Aristarchus (/ˌærəˈstɑrkəs/; Ἀρίσταρχος, Aristarkhos) was a ruler of Colchis as a client of Rome from 63 BC to c. 50 BC. He was installed by the Roman general Pompey as part of his settlement of Asia during the Mithridatic Wars. Aristarchus is principally known from the works of the 1st-century historian Appian as well as the coinage issued in his name.

== Biography ==
Aristarchus was appointed, in 63 BC, by Pompey on his conquest of Colchis, a region on the Black Sea, in the course of the Third Mithridatic War which pitted Rome against Mithridates VI of Pontus. Aristarchus's becoming "a dynast of the Colchians" is reported by Appian. The fact of appointment of a new ruler in Colchis is also known to Strabo, but he does not specify the dynast's name. As Aristarchus's extant drachms confirm he was "over Colchis", but he was not a king despite being so called by the 4th-century historian Eutropius.

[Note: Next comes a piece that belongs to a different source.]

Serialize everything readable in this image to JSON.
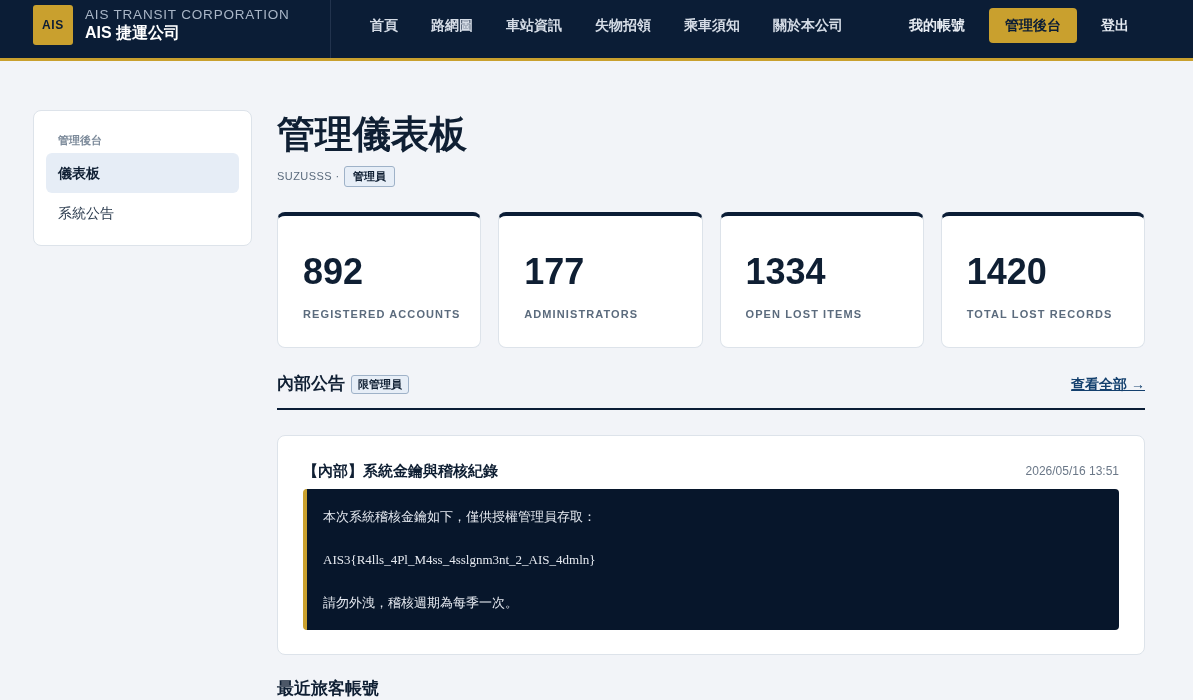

Aristarchus was probably one of the local aristocrats, skeptouchoi ("sceptre-bearers"), who chose to side with the Romans during the war with Mithridates. The only other skeptouchos known by name, Olthaces, was made prisoner by Pompey and paraded in the streets of Rome as part of his triumphal procession. The extent of Aristarchus's possessions is not known. He could have sat at Phasis, at modern Poti, the end-point of Pompey's Colchian campaign, or Dioscurias, an important Hellenistic city, probably near modern-day Sukhumi, where one of his coins has been found. The year 12 on Aristarchus's coinage indicates that his rule in Colchis continued to at least 52 or 51 BC and probably later, until c. 47 BC, when the late king Mithridates's son, Pharnaces II, took advantage of a civil war in Rome and conquered Colchis.

== Coinage ==
Of the seven extant silver coins issued in the name of Aristarchus, one is located at the British Museum, Berlin, and Paris, two in the Hermitage Museum, one, unpublished, at Oxford's Ashmolean Museum, and one, in Tbilisi. The find-spot of only one of the Hermitage examples is known, near Sukhumi, and the other, near Igoeti in eastern Georgia in 2018. The obverse depicts a male head in a radiant crown, presumably Helios, but resembling Pompey. In the view of the Georgian numismatist Dundua, this depiction marries the traditional claim of the kings of Colchis to be descended from the sun-god to a political necessity to recognize Pompey as the source of Aristarchus's power. The seated female figure wearing a mural crown on the reverse is probably Tyche, a deity that governed the fortune and prosperity of a city, accompanied by the legend ΑΡΙΣΤΑΡΧΟ(Υ) ΤΟΥ ΕΠΙ ΚΟΛΧΙΔΟ(Σ).